Son devirde adeta yalnızca Merkez Bankası siyasetleriyle hususun tahlili için uğraşmanın kâfi olmadığı görülmektedir. Artık daha aktif ve daha süratli sonuç alıcı siyaset üretmek gerekmektedir. Bahis aciliyet kesbetmiştir. Mevzuyu kendi akışına bırakıp faizleri yönetmekle çözülecek bir sıkıntı olmaktan çok ötedir.

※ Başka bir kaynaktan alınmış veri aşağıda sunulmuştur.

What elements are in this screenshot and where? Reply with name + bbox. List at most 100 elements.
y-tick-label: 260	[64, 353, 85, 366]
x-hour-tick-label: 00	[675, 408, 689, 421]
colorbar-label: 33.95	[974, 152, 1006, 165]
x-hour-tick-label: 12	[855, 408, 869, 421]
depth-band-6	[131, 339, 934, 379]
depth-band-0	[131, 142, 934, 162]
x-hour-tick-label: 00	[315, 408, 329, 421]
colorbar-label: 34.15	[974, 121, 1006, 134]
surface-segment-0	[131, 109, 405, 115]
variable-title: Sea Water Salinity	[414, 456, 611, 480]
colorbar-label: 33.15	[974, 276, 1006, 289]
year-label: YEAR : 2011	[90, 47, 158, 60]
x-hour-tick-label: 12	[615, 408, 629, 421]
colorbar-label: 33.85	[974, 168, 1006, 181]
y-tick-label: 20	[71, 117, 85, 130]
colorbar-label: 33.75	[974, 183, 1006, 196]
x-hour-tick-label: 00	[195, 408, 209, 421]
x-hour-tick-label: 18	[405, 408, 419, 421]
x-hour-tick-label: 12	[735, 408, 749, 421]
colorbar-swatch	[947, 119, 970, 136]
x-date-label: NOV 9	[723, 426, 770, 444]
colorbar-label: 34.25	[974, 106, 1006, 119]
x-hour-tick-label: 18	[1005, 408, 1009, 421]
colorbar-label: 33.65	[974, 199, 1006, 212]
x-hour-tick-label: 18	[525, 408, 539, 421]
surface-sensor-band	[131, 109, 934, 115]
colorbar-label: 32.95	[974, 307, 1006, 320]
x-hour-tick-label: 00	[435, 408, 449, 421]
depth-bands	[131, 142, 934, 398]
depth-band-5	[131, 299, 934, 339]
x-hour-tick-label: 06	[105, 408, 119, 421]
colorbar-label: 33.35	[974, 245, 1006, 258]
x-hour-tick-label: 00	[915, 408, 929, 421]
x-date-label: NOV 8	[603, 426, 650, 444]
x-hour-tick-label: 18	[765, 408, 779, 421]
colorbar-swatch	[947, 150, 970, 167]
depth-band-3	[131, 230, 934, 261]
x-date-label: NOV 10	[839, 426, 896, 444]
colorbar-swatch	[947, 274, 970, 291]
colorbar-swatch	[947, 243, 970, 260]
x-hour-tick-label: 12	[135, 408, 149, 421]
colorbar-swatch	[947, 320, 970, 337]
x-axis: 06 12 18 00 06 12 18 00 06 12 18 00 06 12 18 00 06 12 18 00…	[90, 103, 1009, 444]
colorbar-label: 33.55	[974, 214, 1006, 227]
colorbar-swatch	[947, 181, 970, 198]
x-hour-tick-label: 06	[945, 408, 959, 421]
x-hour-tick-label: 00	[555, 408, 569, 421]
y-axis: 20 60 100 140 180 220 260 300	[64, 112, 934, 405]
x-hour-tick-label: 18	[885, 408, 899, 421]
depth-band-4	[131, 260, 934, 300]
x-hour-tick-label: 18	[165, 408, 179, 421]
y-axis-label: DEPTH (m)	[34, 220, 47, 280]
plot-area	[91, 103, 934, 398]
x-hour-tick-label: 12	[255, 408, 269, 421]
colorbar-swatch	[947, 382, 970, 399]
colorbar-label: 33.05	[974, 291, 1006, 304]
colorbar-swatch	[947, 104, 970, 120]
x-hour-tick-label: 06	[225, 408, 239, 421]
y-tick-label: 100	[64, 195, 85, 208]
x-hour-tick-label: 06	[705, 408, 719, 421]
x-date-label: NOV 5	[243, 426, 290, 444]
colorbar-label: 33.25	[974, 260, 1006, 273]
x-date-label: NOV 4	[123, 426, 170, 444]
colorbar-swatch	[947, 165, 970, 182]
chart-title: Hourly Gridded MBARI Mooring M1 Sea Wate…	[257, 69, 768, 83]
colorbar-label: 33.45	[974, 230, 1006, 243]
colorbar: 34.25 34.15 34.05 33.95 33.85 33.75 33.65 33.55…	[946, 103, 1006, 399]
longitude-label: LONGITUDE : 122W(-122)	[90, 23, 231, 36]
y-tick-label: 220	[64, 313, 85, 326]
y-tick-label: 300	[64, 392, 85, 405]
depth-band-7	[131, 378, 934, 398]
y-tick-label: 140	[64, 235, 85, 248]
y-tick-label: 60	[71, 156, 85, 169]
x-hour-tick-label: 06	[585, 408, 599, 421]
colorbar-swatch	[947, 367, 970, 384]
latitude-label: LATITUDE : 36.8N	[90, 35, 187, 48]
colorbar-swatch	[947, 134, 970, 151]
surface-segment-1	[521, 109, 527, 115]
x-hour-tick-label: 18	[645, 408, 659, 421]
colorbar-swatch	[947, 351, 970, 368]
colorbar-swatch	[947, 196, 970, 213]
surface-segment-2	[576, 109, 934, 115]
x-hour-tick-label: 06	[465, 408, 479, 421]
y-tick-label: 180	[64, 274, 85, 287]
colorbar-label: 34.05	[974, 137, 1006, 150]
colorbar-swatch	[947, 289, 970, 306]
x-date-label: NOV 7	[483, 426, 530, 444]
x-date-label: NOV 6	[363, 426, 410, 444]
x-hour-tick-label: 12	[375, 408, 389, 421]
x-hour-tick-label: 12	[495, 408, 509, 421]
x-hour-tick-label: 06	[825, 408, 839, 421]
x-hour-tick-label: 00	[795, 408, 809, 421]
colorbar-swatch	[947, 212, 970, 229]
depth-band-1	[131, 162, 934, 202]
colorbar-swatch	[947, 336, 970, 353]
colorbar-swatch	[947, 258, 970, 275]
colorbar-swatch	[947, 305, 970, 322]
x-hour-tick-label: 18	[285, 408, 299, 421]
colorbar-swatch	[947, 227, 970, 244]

Aslında faizlerin istendiği süratle indirilememiş olması hala yaşanılan; hem pahalılık hem durağanlık meselesini müzmin hale getirmektedir. En berbat olanı ise toplumun artık ‘bu enflasyon düşmeyecek’ fikriyatına ikna olmasıdır. Bunun siyasi sonuçları da olacaktır.
Daha aktif bir siyaset setine gerek olduğu aşikardır. 26’lar düzeyindeki ÜFE talihini kullanamamak da kıymetli bir problemdir. Siyasetleri gözden geçirmek zarurî ve acil hale gelmiştir.
“Enflasyon yüksek çıktı, öyleyse fazileri pas geçelim” kanısı tekrar gündem olursa toplum büyük bir kısır döngünün mağduru olmaya devam edecek demektir. Bu girdaptan çıkmak zorundayız.”